Investors pulled £1.1bn from the embattled Standard Life Global Absolute Return Strategy (GARS) in November, the second largest monthly withdrawals ever made from the fund, despite its stable performance.
Data from Morningstar showed investors withdrew £8.2bn from the fund in the year to the end of November and the mandate, which had £20.7bn of assets at its height in February 2018, was £4.9bn in size at the end of November.
The fund has sharply underperformed the IA Targeted Absolute Return sector over the past three and five years - over three years it has returned 3.4 per cent, compared with 5 per cent for the sector, while over five years it has returned 3.5 per cent, compared with over 8 per cent for the sector.
In the past 12 months however the fund has fared better returning 7.5 per cent compared with 4.5 per cent for the sector.
The performance over the past year corresponds with the appointment of former Schroders manager Aymeric Forest as lead manager on the Gars strategy in November 2018. He replaced Guy Stern, who retired.
But the travails of the Gars fund are mirrored by the wider sector, with the Invesco Global Targeted Returns fund, which is managed by a former Gars manager, losing £200m of assets in November.
Ben Yearsley, co-founder at investment consultancy Fairview Investments, said: “With Total Return funds it can be hard to pigeonhole why they do badly, what sort of market conditions help them, or hinder them.
"They should be able to invest in all market conditions.

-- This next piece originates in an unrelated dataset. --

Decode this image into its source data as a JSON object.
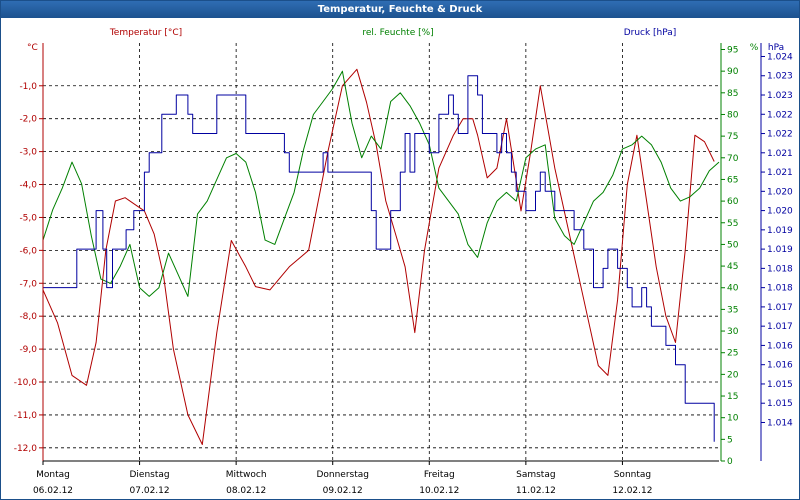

But maybe the link is size, these funds do less well when they become very big.
"The recent outflows mean the Gars fund is probably the smallest it has been for a decade and it has performed better, I think this has happened with total return funds far too often for it to be a coincidence.”
A representative of Standard Life Aberdeen said: “Gars has shown clear evidence of an improvement in performance over the last 12 months and under the leadership of Aymeric Forest the team is working well together, strengthening the processes with improved accountability and idea generation that are central to generating return in the Gars portfolio.

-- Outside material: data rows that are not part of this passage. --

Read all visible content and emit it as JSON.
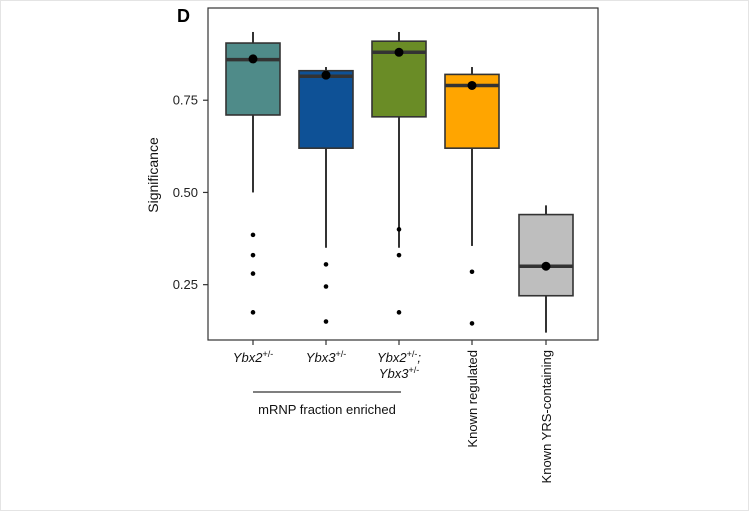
{
  "panel_label": "D",
  "chart_data": {
    "type": "box",
    "title": "",
    "xlabel": "",
    "ylabel": "Significance",
    "ylim": [
      0.1,
      1.0
    ],
    "yticks": [
      0.25,
      0.5,
      0.75
    ],
    "ytick_labels": [
      "0.25",
      "0.50",
      "0.75"
    ],
    "group_annotation": {
      "label": "mRNP fraction enriched",
      "spans_categories": [
        0,
        2
      ]
    },
    "categories": [
      {
        "label_lines": [
          [
            {
              "t": "Ybx2",
              "italic": true
            },
            {
              "t": "+/-",
              "sup": true
            }
          ]
        ],
        "rotated_label": "",
        "color": "#4f8b89",
        "whisker_low": 0.5,
        "q1": 0.71,
        "median": 0.86,
        "q3": 0.905,
        "whisker_high": 0.935,
        "mean": 0.862,
        "outliers": [
          0.385,
          0.33,
          0.28,
          0.175
        ]
      },
      {
        "label_lines": [
          [
            {
              "t": "Ybx3",
              "italic": true
            },
            {
              "t": "+/-",
              "sup": true
            }
          ]
        ],
        "rotated_label": "",
        "color": "#0e5196",
        "whisker_low": 0.35,
        "q1": 0.62,
        "median": 0.815,
        "q3": 0.83,
        "whisker_high": 0.84,
        "mean": 0.818,
        "outliers": [
          0.305,
          0.245,
          0.15
        ]
      },
      {
        "label_lines": [
          [
            {
              "t": "Ybx2",
              "italic": true
            },
            {
              "t": "+/-",
              "sup": true
            },
            {
              "t": ";",
              "italic": true
            }
          ],
          [
            {
              "t": "Ybx3",
              "italic": true
            },
            {
              "t": "+/-",
              "sup": true
            }
          ]
        ],
        "rotated_label": "",
        "color": "#6a8c26",
        "whisker_low": 0.35,
        "q1": 0.705,
        "median": 0.88,
        "q3": 0.91,
        "whisker_high": 0.935,
        "mean": 0.88,
        "outliers": [
          0.4,
          0.33,
          0.175
        ]
      },
      {
        "label_lines": [],
        "rotated_label": "Known regulated",
        "color": "#ffa500",
        "whisker_low": 0.355,
        "q1": 0.62,
        "median": 0.79,
        "q3": 0.82,
        "whisker_high": 0.84,
        "mean": 0.79,
        "outliers": [
          0.285,
          0.145
        ]
      },
      {
        "label_lines": [],
        "rotated_label": "Known YRS-containing",
        "color": "#bebebe",
        "whisker_low": 0.12,
        "q1": 0.22,
        "median": 0.3,
        "q3": 0.44,
        "whisker_high": 0.465,
        "mean": 0.3,
        "outliers": []
      }
    ]
  }
}
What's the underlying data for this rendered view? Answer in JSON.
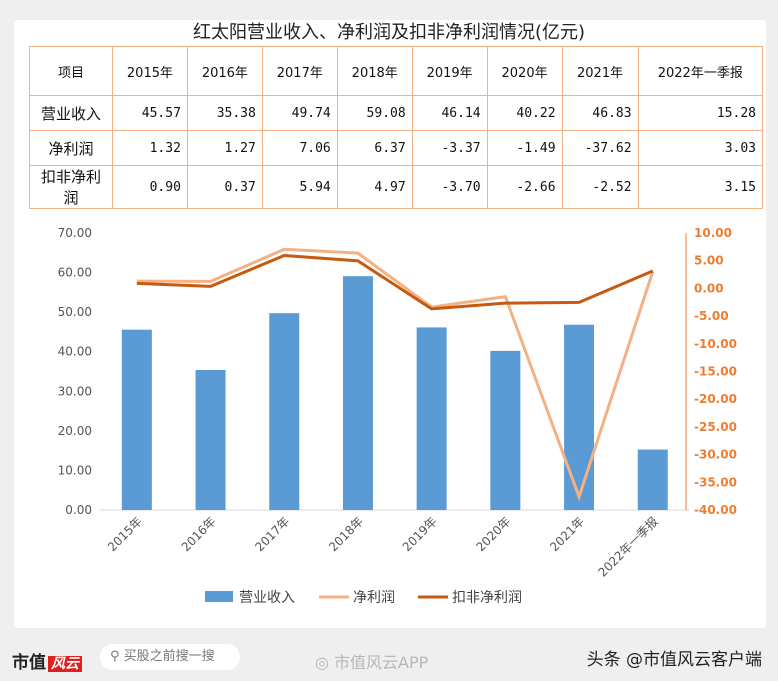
{
  "title": "红太阳营业收入、净利润及扣非净利润情况(亿元)",
  "table": {
    "header": [
      "项目",
      "2015年",
      "2016年",
      "2017年",
      "2018年",
      "2019年",
      "2020年",
      "2021年",
      "2022年一季报"
    ],
    "rows": [
      [
        "营业收入",
        "45.57",
        "35.38",
        "49.74",
        "59.08",
        "46.14",
        "40.22",
        "46.83",
        "15.28"
      ],
      [
        "净利润",
        "1.32",
        "1.27",
        "7.06",
        "6.37",
        "-3.37",
        "-1.49",
        "-37.62",
        "3.03"
      ],
      [
        "扣非净利润",
        "0.90",
        "0.37",
        "5.94",
        "4.97",
        "-3.70",
        "-2.66",
        "-2.52",
        "3.15"
      ]
    ]
  },
  "chart_data": {
    "type": "bar+line",
    "categories": [
      "2015年",
      "2016年",
      "2017年",
      "2018年",
      "2019年",
      "2020年",
      "2021年",
      "2022年一季报"
    ],
    "series": [
      {
        "name": "营业收入",
        "type": "bar",
        "axis": "left",
        "color": "#5b9bd5",
        "values": [
          45.57,
          35.38,
          49.74,
          59.08,
          46.14,
          40.22,
          46.83,
          15.28
        ]
      },
      {
        "name": "净利润",
        "type": "line",
        "axis": "right",
        "color": "#f4b183",
        "values": [
          1.32,
          1.27,
          7.06,
          6.37,
          -3.37,
          -1.49,
          -37.62,
          3.03
        ]
      },
      {
        "name": "扣非净利润",
        "type": "line",
        "axis": "right",
        "color": "#c55a11",
        "values": [
          0.9,
          0.37,
          5.94,
          4.97,
          -3.7,
          -2.66,
          -2.52,
          3.15
        ]
      }
    ],
    "left_axis": {
      "range": [
        0,
        70
      ],
      "step": 10,
      "ticks": [
        "0.00",
        "10.00",
        "20.00",
        "30.00",
        "40.00",
        "50.00",
        "60.00",
        "70.00"
      ]
    },
    "right_axis": {
      "range": [
        -40,
        10
      ],
      "step": 5,
      "color": "#ed7d31",
      "ticks": [
        "-40.00",
        "-35.00",
        "-30.00",
        "-25.00",
        "-20.00",
        "-15.00",
        "-10.00",
        "-5.00",
        "0.00",
        "5.00",
        "10.00"
      ]
    },
    "legend": "bottom",
    "grid": false
  },
  "footer": {
    "logo": "市值",
    "logo_badge": "风云",
    "search_placeholder": "买股之前搜一搜",
    "weibo": "市值风云APP",
    "toutiao": "头条 @市值风云客户端"
  }
}
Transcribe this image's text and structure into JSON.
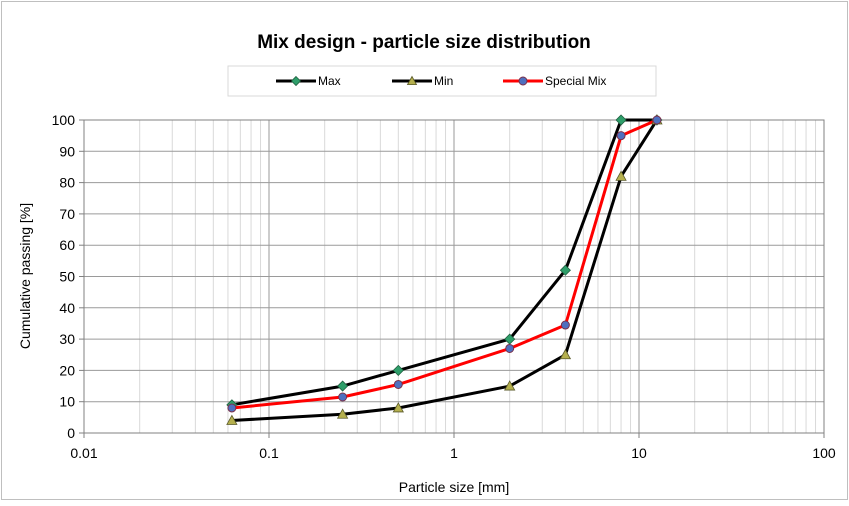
{
  "chart_data": {
    "type": "line",
    "title": "Mix design - particle size distribution",
    "xlabel": "Particle size [mm]",
    "ylabel": "Cumulative  passing [%]",
    "xscale": "log",
    "xlim": [
      0.01,
      100
    ],
    "ylim": [
      0,
      100
    ],
    "x_ticks": [
      0.01,
      0.1,
      1,
      10,
      100
    ],
    "x_tick_labels": [
      "0.01",
      "0.1",
      "1",
      "10",
      "100"
    ],
    "y_ticks": [
      0,
      10,
      20,
      30,
      40,
      50,
      60,
      70,
      80,
      90,
      100
    ],
    "y_tick_labels": [
      "0",
      "10",
      "20",
      "30",
      "40",
      "50",
      "60",
      "70",
      "80",
      "90",
      "100"
    ],
    "grid": true,
    "legend_position": "top",
    "series": [
      {
        "name": "Max",
        "color": "#000000",
        "marker": "diamond",
        "marker_color": "#2e9e6a",
        "points": [
          {
            "x": 0.063,
            "y": 9
          },
          {
            "x": 0.25,
            "y": 15
          },
          {
            "x": 0.5,
            "y": 20
          },
          {
            "x": 2,
            "y": 30
          },
          {
            "x": 4,
            "y": 52
          },
          {
            "x": 8,
            "y": 100
          },
          {
            "x": 12.5,
            "y": 100
          }
        ]
      },
      {
        "name": "Min",
        "color": "#000000",
        "marker": "triangle",
        "marker_color": "#b5b04e",
        "points": [
          {
            "x": 0.063,
            "y": 4
          },
          {
            "x": 0.25,
            "y": 6
          },
          {
            "x": 0.5,
            "y": 8
          },
          {
            "x": 2,
            "y": 15
          },
          {
            "x": 4,
            "y": 25
          },
          {
            "x": 8,
            "y": 82
          },
          {
            "x": 12.5,
            "y": 100
          }
        ]
      },
      {
        "name": "Special Mix",
        "color": "#ff0000",
        "marker": "circle",
        "marker_color": "#4f6fbf",
        "points": [
          {
            "x": 0.063,
            "y": 8
          },
          {
            "x": 0.25,
            "y": 11.5
          },
          {
            "x": 0.5,
            "y": 15.5
          },
          {
            "x": 2,
            "y": 27
          },
          {
            "x": 4,
            "y": 34.5
          },
          {
            "x": 8,
            "y": 95
          },
          {
            "x": 12.5,
            "y": 100
          }
        ]
      }
    ]
  }
}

"Existing clients noted this improvement has persisted and have started to increase their investments. It will naturally take longer for those not currently invested to be aware of these improvements and to be attracted to the fund."
It added: “Importantly a good way of considering Gars is as a core long term investment that has the inherent flexibility to be able to perform over the whole market cycle, rather than being reliant on growth-assets doing well.
"As such it is materially less volatile than assets such as equities, and while this means it may underperform them in periods of strong growth, we believe it will deliver similar overall levels of return, long-term, by generating more stable returns over the cycle.
"As investors now face more elevated levels of uncertainty relating to slowing global growth, manufacturing recession & trade conflicts we expect those with an eye to the future to seek highly diversified portfolios like Gars.”